EntityId can now be used when creating new tasks. - User Management & Security: Three distinct user modes β Core, Studio, and Quick Scan β each grantable independently per user. New option to set security on specific screens for fine-grained access control.
- Application Settings: Expanded use of application parameters to remember project preferences across releases. New status page showing health of all DATAshaper components.
- Validation Mapping: AI-powered automap, group code-specific overrides, expanded join field width, and custom default mappings support.
- Migration Rules: Redesigned screen with improved layout, server-side pagination on rule results, and updated naming on the Final Review screen.
- Utilities & Technical:
- Updated all frontend and backend packages to latest versions
- Replaced deprecated EPPlus.Core package
- Migrated away from react-scripts to modern build tooling
- Reviewed and optimised use of logging procedures; reduced debug logging output when bitDebug is disabled
- Documented deployment procedure, testing approach, and LLM integration approach
- WIKI integration fixed on test and release environments
π Bug Fixes (Highlights)
- Processing: Fixed extraction failures on certain datasets, loadfile processing delta loads, loadfile publish doing nothing, and validation on
nvarchar(max) fields defined as nvarchar(-1). - User Interface: Fixed table overflow on various screens, table set-up freeze after loadfile creation, crashes when reordering fields, drag-and-drop not accounting for system fields, and numerous small UI bugs across screens.
- Validation: Fixed validation rules copy/delete button behaviour, mismatch between edit rule drawer and overview table naming, issue value not carried over to the test screen, and ambiguous column error when filtering on Code in enrichment view.

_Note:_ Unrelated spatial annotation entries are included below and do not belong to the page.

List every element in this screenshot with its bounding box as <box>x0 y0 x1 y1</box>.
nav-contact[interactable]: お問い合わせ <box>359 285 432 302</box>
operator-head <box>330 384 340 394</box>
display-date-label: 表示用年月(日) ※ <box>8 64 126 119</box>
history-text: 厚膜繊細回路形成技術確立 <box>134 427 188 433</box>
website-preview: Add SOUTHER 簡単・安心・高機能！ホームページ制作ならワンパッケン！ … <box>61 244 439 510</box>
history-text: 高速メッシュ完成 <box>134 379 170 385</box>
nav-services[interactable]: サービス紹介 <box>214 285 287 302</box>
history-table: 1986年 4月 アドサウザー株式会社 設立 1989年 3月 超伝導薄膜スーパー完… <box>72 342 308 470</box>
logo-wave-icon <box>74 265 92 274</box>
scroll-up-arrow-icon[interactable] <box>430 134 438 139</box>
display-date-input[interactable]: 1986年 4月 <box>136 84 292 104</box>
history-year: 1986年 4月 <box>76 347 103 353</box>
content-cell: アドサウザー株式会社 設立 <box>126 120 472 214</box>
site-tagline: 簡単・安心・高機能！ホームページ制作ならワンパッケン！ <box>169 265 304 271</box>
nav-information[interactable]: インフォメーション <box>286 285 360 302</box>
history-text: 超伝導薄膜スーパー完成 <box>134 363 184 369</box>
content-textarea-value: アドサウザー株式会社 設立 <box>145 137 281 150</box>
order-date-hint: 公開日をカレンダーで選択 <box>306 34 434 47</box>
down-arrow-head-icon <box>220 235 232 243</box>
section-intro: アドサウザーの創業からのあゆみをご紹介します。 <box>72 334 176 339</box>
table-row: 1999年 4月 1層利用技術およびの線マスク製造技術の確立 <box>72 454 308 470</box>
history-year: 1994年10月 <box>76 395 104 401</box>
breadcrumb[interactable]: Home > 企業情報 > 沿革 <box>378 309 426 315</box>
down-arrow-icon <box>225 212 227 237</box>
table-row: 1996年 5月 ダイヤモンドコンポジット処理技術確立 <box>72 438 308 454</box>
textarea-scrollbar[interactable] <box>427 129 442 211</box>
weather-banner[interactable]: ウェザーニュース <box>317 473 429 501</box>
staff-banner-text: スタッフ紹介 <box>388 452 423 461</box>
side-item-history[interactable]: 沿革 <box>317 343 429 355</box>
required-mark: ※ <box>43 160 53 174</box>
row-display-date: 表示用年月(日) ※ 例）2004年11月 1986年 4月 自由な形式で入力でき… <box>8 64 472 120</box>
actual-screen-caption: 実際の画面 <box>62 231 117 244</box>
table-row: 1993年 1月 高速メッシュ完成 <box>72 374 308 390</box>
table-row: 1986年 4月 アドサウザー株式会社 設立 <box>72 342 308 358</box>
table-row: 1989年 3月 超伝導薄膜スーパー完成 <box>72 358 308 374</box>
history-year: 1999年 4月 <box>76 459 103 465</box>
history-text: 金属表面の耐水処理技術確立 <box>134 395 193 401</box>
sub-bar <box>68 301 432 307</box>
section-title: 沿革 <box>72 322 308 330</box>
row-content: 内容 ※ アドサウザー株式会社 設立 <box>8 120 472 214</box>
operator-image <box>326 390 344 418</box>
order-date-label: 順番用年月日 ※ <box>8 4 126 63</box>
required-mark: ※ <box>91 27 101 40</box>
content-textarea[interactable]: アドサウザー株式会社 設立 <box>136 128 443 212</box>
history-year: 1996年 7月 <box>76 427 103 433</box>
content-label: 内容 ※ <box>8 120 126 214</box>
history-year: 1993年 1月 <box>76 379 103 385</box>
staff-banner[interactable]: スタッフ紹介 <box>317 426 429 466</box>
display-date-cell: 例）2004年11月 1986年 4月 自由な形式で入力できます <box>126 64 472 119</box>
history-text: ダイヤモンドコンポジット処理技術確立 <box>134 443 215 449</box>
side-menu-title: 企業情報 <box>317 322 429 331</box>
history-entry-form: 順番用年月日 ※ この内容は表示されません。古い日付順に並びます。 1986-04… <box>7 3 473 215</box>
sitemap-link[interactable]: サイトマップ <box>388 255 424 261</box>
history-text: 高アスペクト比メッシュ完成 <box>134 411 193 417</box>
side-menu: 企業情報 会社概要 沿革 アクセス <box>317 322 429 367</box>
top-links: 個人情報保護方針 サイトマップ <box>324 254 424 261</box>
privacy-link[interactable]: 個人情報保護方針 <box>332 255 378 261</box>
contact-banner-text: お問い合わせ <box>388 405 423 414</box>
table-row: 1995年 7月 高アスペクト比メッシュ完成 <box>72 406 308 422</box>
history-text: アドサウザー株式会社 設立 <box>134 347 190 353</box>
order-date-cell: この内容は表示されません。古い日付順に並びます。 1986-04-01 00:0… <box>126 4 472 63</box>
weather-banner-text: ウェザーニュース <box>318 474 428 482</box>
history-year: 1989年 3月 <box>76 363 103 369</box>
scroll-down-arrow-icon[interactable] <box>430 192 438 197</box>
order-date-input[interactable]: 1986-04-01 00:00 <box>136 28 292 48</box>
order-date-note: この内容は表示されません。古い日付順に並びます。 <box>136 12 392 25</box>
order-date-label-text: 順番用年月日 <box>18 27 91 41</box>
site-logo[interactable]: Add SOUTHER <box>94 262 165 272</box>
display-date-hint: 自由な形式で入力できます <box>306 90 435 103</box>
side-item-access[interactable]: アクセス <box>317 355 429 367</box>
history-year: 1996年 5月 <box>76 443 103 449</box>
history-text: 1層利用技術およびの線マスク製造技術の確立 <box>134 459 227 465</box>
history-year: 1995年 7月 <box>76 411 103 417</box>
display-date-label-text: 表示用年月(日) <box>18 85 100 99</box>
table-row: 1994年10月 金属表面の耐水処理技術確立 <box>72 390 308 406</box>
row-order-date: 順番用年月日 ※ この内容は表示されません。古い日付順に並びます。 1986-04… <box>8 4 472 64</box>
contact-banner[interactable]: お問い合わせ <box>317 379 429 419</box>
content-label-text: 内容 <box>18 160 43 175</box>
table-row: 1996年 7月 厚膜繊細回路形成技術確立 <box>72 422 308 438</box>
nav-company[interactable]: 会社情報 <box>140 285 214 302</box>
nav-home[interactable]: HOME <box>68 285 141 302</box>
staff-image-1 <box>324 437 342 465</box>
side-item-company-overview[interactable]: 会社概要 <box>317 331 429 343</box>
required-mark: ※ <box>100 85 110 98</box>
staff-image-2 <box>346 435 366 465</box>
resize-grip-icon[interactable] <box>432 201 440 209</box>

- Excel Add-in & Studio: Fixed mapped vs enrichment updates, column showing as updatable instead of read-only, pane disappearing when switching Excel files, connection loss after a few minutes, and row colouring per cluster broken.
- Authentication & Security: Fixed Azure AD admin account unable to access screens, crash when opening user management, users unable to change their password, and Studio/add-in data accessible without authentication.
- AI & Mapping: Fixed legacy AI mapping errors on specific customers, automap with AI generating errors, AI not recognising source system, and AI mapping comment not removed when user changes the mapping.
- Import: Fixed XLSX import failures, import not showing success status, and failed imports on certain file formats.
π Known Issues & Recommendations
- SharePoint Source Support
The current SharePoint integration is outdated and does not follow security best practices. We recommend against using this functionality until an improved solution is released. - Deduplication Scope UI
Custom scopes for deduplication are currently database-only ([Deduplication].[Scope]). A full UI for scope management is planned for an upcoming release. - Quick Scan Limitations
Quick Scan mode relies on automatic type detection. For complex or non-standard data formats, manual type assignment after scan may still be needed for full validation coverage.